Paul Marsh, a certified sommelier and owner of Mile Wine Company on the Miracle Mile in Stockton, offered several interesting wines for Thanksgiving at his most recent “Sommelier Boot Camp.” The boot camps are held at 2 p.m. on Saturdays at his restaurant/wine shop at 2113 Pacific Avenue. Each week he offers several interesting wines in blind tastings for $20. They’re great and educational for any wine lover. Truly a fun way to spend the afternoon. Boot Camp gift certificates make great stocking stuffers.

Here are the wines we tasted and evaluated last week. Each would pair well with Thanksgiving dinner and all are available at Mile Wine Company:

2011 Watt’s Chardonnay

Delightfully crisp with minerality and citrus on the palate, slight creaminess on the back end from oak aging, medium alcohol (13.5% ABV) with medium-minus body and a medium finish. Grown from a Dijon clone on silty, limestone and marl soil.

2012 Reata Chardonnay

This Chardonnay from Carneros has medium-minus aroma intensity with hints of asparagus, lemon, cinnamon and citrus. It’s dry with medium-plus flavor intensity, medium-plus acid, medium alcohol, medium-minus body and medium finish. The winemaker used to work at Rombauer and true to that style, creamy flavors are present from malolactic fermentation; butterscotch, vanilla, mandarin orange, lemon chiffon, lime and cinnamon. There’s a pleasant underlying sweetness and a slight bitterness on the mid-palate.

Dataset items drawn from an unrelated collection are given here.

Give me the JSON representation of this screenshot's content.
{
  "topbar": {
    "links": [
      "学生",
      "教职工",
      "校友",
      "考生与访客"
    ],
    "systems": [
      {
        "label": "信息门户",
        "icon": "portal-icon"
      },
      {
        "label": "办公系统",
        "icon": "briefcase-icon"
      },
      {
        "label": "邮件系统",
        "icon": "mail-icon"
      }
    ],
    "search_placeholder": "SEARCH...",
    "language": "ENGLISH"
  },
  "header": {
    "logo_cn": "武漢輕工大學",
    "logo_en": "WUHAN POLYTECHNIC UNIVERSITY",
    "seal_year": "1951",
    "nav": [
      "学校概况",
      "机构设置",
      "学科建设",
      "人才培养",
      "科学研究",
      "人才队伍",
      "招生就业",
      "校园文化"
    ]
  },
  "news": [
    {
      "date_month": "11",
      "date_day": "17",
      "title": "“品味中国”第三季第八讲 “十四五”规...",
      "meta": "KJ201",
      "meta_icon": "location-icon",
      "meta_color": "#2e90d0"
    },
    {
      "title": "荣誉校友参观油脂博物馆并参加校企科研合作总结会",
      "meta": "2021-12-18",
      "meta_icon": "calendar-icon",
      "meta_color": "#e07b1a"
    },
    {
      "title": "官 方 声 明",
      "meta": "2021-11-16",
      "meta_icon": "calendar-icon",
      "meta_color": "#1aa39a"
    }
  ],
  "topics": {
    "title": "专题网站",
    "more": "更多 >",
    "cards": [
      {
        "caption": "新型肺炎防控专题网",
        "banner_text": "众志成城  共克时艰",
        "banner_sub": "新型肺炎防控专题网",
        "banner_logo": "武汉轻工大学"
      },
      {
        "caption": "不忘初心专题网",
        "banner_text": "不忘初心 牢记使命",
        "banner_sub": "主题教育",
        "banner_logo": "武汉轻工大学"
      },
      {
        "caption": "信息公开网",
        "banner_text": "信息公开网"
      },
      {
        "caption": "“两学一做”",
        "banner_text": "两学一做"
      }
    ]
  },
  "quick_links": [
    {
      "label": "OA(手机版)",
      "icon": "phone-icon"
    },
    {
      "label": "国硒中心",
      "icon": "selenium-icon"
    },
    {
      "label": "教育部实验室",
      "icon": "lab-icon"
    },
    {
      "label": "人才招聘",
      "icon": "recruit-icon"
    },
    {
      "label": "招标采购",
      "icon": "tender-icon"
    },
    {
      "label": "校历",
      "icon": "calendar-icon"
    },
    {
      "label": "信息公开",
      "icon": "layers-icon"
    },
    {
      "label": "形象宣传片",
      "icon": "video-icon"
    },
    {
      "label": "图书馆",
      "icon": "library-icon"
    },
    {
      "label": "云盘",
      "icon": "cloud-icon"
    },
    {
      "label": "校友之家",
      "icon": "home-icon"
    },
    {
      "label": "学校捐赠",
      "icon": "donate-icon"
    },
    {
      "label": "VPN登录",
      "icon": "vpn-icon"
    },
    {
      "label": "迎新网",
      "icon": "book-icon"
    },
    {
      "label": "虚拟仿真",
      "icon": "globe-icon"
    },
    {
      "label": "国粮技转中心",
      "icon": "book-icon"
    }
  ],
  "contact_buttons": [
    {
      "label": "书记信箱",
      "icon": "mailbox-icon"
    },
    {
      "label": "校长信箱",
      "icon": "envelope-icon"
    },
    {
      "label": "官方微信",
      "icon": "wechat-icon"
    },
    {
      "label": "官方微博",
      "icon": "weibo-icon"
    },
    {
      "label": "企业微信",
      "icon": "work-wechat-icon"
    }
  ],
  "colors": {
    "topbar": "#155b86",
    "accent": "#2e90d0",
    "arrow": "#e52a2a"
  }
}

2011 Row Eleven 3 Vineyards Pinot Noir

From Sonoma, this medium-ruby colored wine has medium aroma intensity with hints of black pepper, cloves, currants, dark fruit, pipe tobacco, wet concrete and black olives. It’s dry with medium flavor intensity, medium alcohol (13.9% ABV), medium tannin and medium-plus acidity. The flavors include tart cherries, black olives and dark fruit. The finish is medium.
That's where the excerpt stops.